Today, Heather Booth, Director of Americans for Financial Reform, stated,
“Section 716 of the Senate derivatives title remains one of the most critical, structural reforms left standing in the Wall Street Reform bill. Wall Street lobbyists have thrown everything they have at it because they want to keep using Americans’ deposits and federal dollars to fund their reckless gambling. With the clarifications that Sen. Lincoln has announced, the proposal still tells Wall Street: ‘gamble with your own money!'”
Jane D’Arista, co-coordinator of SAFER, the Economists’ Committee for Stable, Accountable, Fair and Efficient Financial Reform, explains the strengths of the clarified version of Sec. 716 in detail:
” * The plan removes the ongoing federal subsidy to the derivatives business of the 5 large banks. Moving derivatives dealing to separately capitalized affiliates of a bank holding company will cut off the swaps desks’ access to deposits and FDIC deposit insurance. They also will not have access to the Fed discount window as they do today for ongoing near-zero interest loans. The provision allowing them emergency Section 13(3) Fed loans during a crisis is limited by two important restraints: 13(3) is for emergency situations and is only available under the Senate bill to solvent institutions, not to prop up or bailout a firm. This means that the Fed can provide temporary liquidity if an otherwise solvent derivatives affiliate is affected by a generalized market meltdown – a safety valve that has long been in place to deal with out-of-the-ordinary market failures. While this is not a complete shutoff from the potential of federal assistance, it is a significant improvement over the status quo of ongoing subsidies and will change the way banks do business.
* Bank capital will be used for lending and real investment in Main Street, not marketing empty gambles on Wall Street. The shortfall in lending to small businesses by banks that have earned large profits dealing derivatives is one of the more urgent reasons to rein in a market where speculation outweighs its direct benefits to economic activity. As the Bank for International Settlements points out, less than 10 percent of the OTC derivatives market involves transactions for businesses in the real economy (“commercial end users”). A separately-capitalized affiliate will have to raise funds on its own, and banks will stop diverting our federally-insured depository capital from the main business of banking.

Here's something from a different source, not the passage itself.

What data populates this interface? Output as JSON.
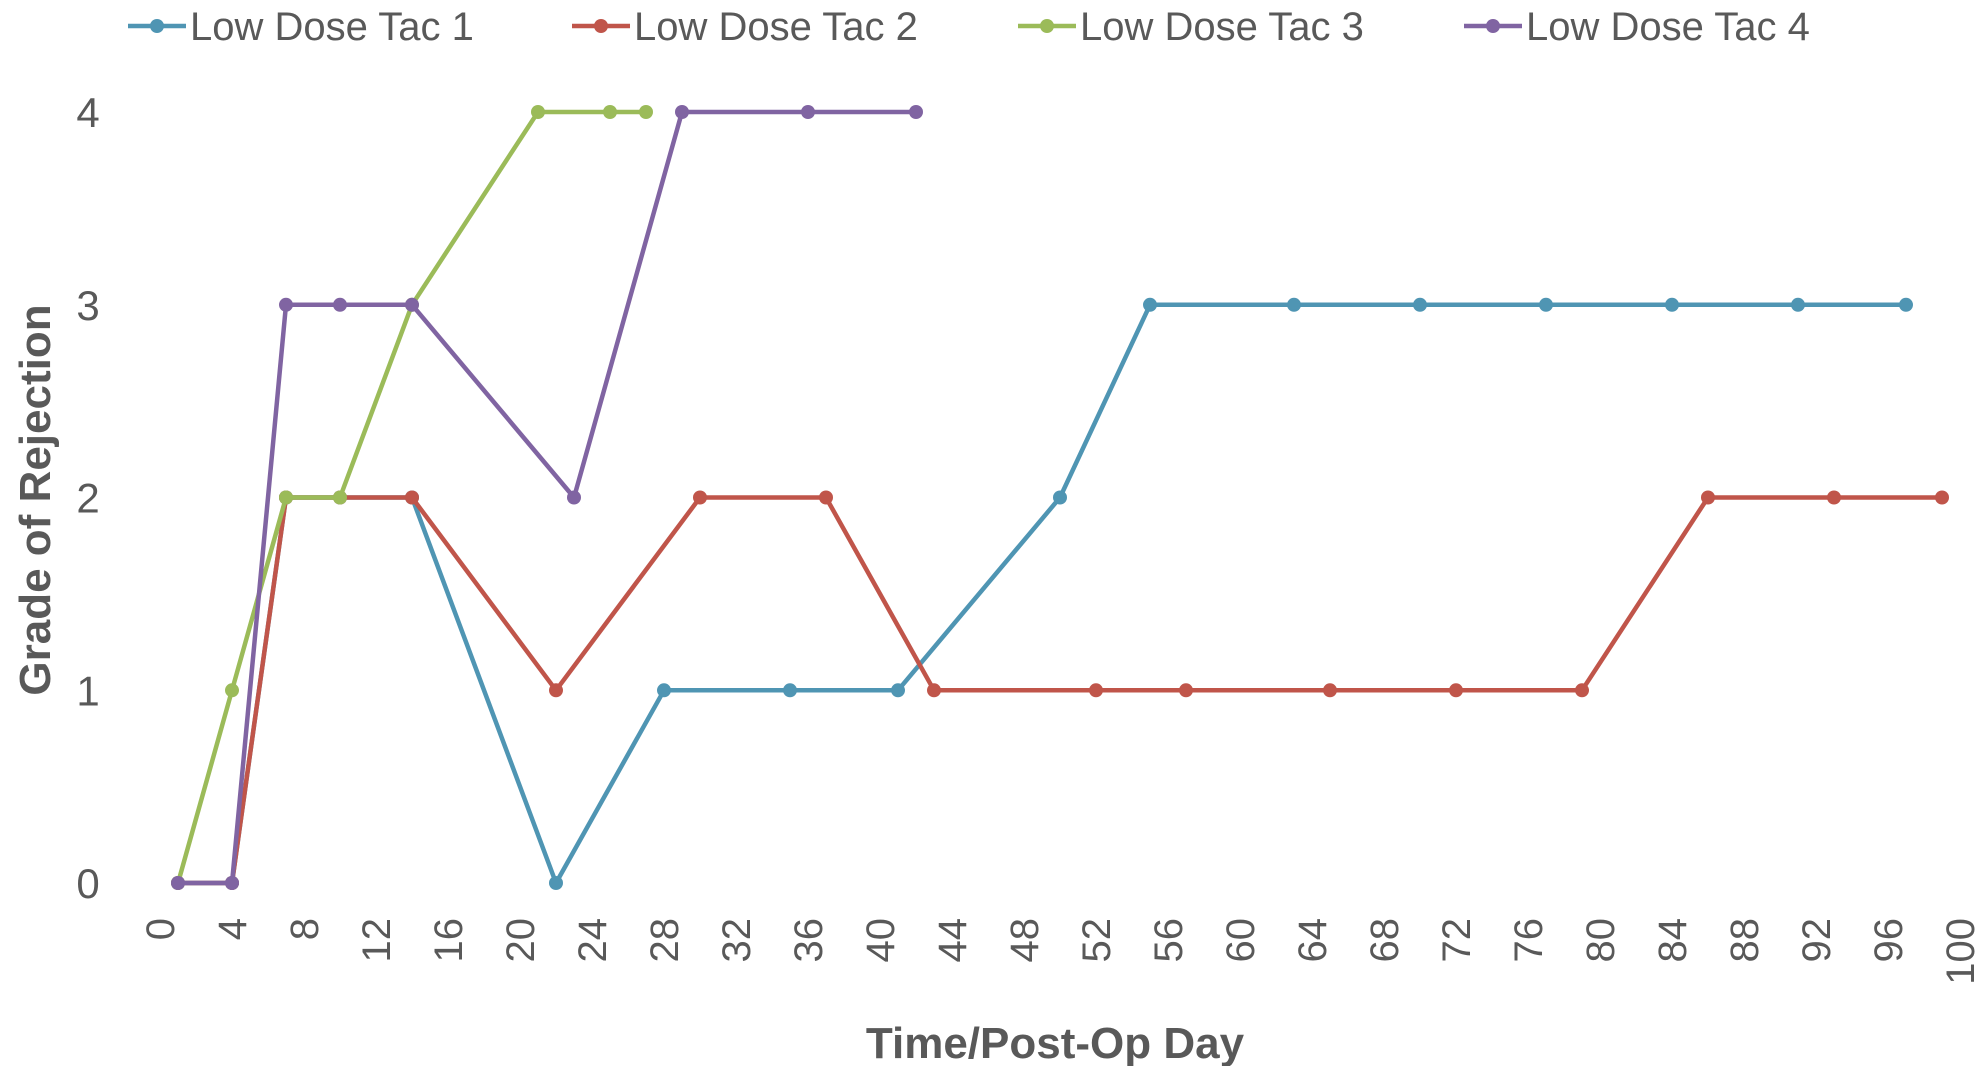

* Moving derivatives activities from the off-balance-sheet recesses of banks to free-standing affiliates makes a substantial contribution to transparency. The true balance sheet positions of both the bank itself and its derivatives affiliate can be better assessed by regulators, investors and other market participants. Lack of transparency caused the 2008 crisis to take the form of a credit crunch. Failure to increase transparency will perpetuate the potential for another such event.”